IMPROVEMENT OF THE DETERMINISTIC METHOD OF THE TEXT DATA CORPORA GENERATION
DOI:
https://doi.org/10.31891/2307-5732-2024-333-2-69Keywords:
natural language processing, software quality assurance, text data corpora, corpora generation, CorDeGen methodAbstract
This paper is devoted to the issue of generating corpora of text data for their use in solving software engineering problems in the context of developing information systems for natural language processing (NLP). One of the methods intended for this is the basic CorDeGen method, however, the analysis revealed certain disadvantages. Such a disadvantage is that NLP methods at the pre-processing stage can remove part of the terms generated by this method from the texts, treating them as stop words of a certain language. Removing part of the terms leads to the fact that the distribution of terms between the texts predicted by the CorDeGen method is distorted and the obtained result of processing the corpus with a certain NLP method is significantly different from the expected one.

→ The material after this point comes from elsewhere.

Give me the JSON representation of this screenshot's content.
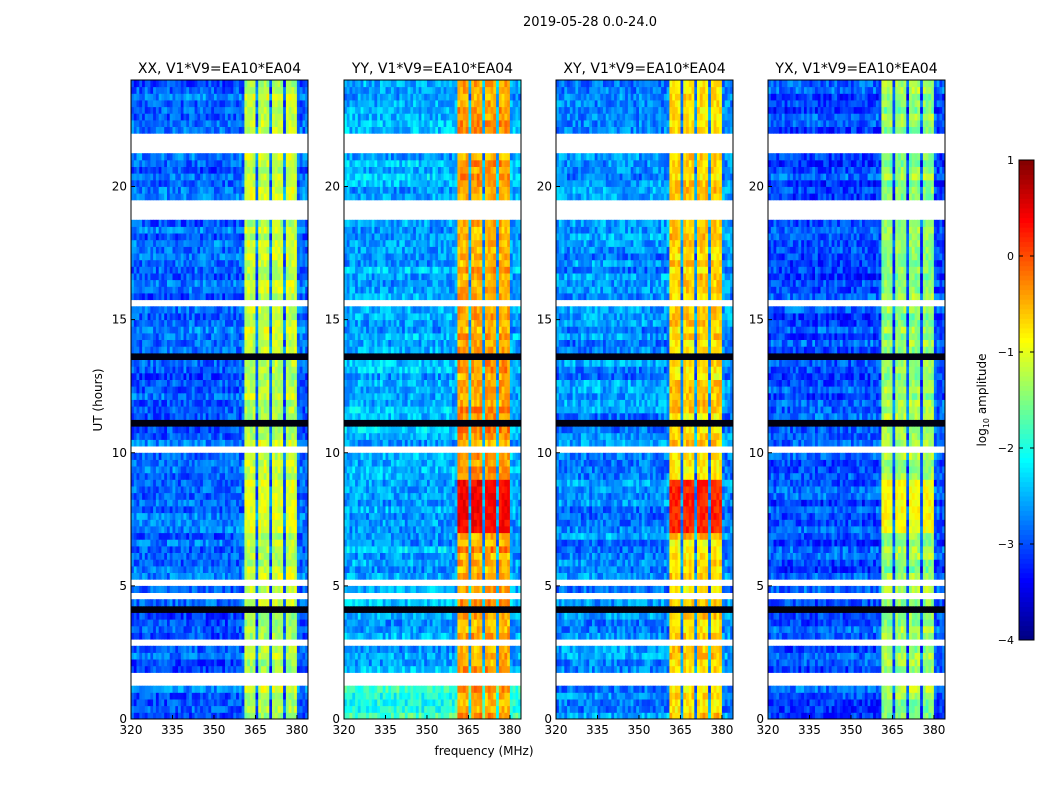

To solve this disadvantage, a new modified CorDeGen+ method is proposed in the paper, which introduces an additional, language-dependent stage of checking each generated term for admissibility, and if necessary, replacing it with another one. At the same time, all the advantages of the basic CorDeGen method are preserved by the proposed method, as well as other possible disadvantages, except for the corrected one. The paper examines language variations of the proposed method for the four most common European languages and a variation for languages that use non-Latin letters.
The conducted experimental test showed the effectiveness of the CorDeGen+ method in terms of correcting the described disadvantage of the basic CorDeGen method. Also, this test showed that the degree of slowdown of the corpora generation process due to the introduction of an additional stage depends on the corpus size. In the case of micro-corpora (100 unique terms), the degree of slowdown reaches 39%, but as the size of the corpus increases, the degree drops sharply, and for super-large corpora (312500 unique terms) it reaches a maximum of 6.8%.